Here are some interesting snippets from the article which you can read in full on slate.com
…as personal incomes rise, the propensity for suicide falls
Attempting suicide can be a rational choice, but only if there is a high likelihood it will cause the attempter’s life to significantly improve.
After people attempt suicide and fail, their incomes increase by an average of 20.6 percent compared to peers who seriously contemplate suicide but never make an attempt.
“hard-suicide” attempts, in which luck is the only reason the attempts fail, are associated with a 36.3 percent increase in income.
Attempting suicide as a means for increasing your income is pretty risky as you have a better chance of succeeding at your suicide attempt than failing; but if you jumped off a high rise building and survived there’s a good chance someone will be willing to pay you money for your story, especially if you have intangible assets that would make you an unlikely candidate for a suicide attempt. People who have something going for them don’t usually try to commit suicide. If you have a degree from Harvard and try to jump off the Empire State Building in New York City your suicide attempt will be more newsworthy than if you only have a GED. If you look like Brad Pitt or his girlfriend Angelina Jolie it would be easier to sell your story because more people will be interested to find out why someone so attractive would want to commit suicide.
Attempted suicide as a means for making money might not be the wisest option for an ordinary person unless you can come up with a highly innovative way of trying to kill yourself; then maybe the media might be interested in buying your story not because you are worth much to them but because the way you tried to kill yourself makes for entertaining news. Overdosing on medication won’t even get you a mention in your local newspaper. Maybe you can set fire to yourself in a public place. That should bring reporters from CNN, MSNBC, FOX and all the major networks; but you’d probably have to spend some time in a psyche ward and maybe even in jail depending on the law in your local state.

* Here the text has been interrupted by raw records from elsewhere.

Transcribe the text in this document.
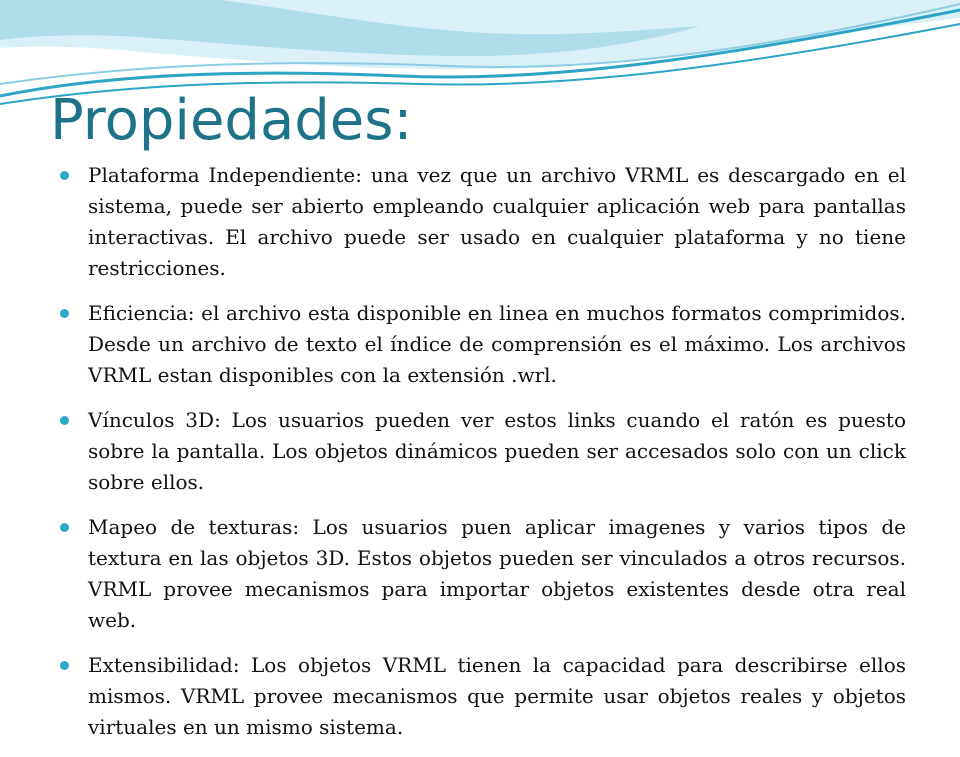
Propiedades:
Plataforma Independiente: una vez que un archivo VRML es descargado en el sistema, puede ser abierto empleando cualquier aplicación web para pantallas interactivas. El archivo puede ser usado en cualquier plataforma y no tiene restricciones.
Eficiencia: el archivo esta disponible en linea en muchos formatos comprimidos. Desde un archivo de texto el índice de comprensión es el máximo. Los archivos VRML estan disponibles con la extensión .wrl.
Vínculos 3D: Los usuarios pueden ver estos links cuando el ratón es puesto sobre la pantalla. Los objetos dinámicos pueden ser accesados solo con un click sobre ellos.
Mapeo de texturas: Los usuarios puen aplicar imagenes y varios tipos de textura en las objetos 3D. Estos objetos pueden ser vinculados a otros recursos. VRML provee mecanismos para importar objetos existentes desde otra real web.
Extensibilidad: Los objetos VRML tienen la capacidad para describirse ellos mismos. VRML provee mecanismos que permite usar objetos reales y objetos virtuales en un mismo sistema.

On a serious note, suicide is nothing to make light of. Attempting suicide in the hope of turning the attempt, should it fail, into money is a type of fraud. Don’t do it.
15
Ever thought about mining coal as a means to make money? Reports claim that coal reserves total more than a trillion tons worldwide and that in the U.S. alone there are around 267 billion tons of recoverable coal which is enough coal to fuel the country’s energy demands for 240 years.
The world’s leading coal producers are apparently on fire; and with oil and gas reserves set to be depleted within another four to six decades, there is expected to be a coal boom, or what Washington Post staff writer, Dale Ruskoff, called a second coal rush in his November 2006 piece “In Second Coal Rush, New Mind-Set in the Mines.”
Coal mining is of course hazardous work. In November 2007 an explosion in the Zasyadko coal mine in eastern Ukraine caused a collapse that took the lives at least 90 coal miners. In August 2007 172 miners lost their lives after they were trapped in a flooded mine in eastern China, and that same month, in the US state of Utah, a blast took the lives of 6 miners. Their bodies were never found. In May 2007 at least 35 Siberian coal miners were killed in blast. In January 2006 a coal mine explosion that may have been sparked by lightning took the lives of 12 miners in TALLMANSVILLE, W.Va, United States. These are just a few of the coal mining disasters that have occurred in recent years. Coal miners lose their lives on an almost daily basis, but coal mining pays well and where there’s good pay there will always be men willing to risk their lives by doing dangerous work.
Not willing to put your life on the line or subject your family to a lifetime of heartbreak for a measly $20 per hour? Maybe you prefer the thought of being the executive who owns the coal mining business, of hanging out on the golf course while thousands of men put their lives on the line to keep billions flowing into your bank account? You might be able to find a mining business for sale over at mergernetwork.com.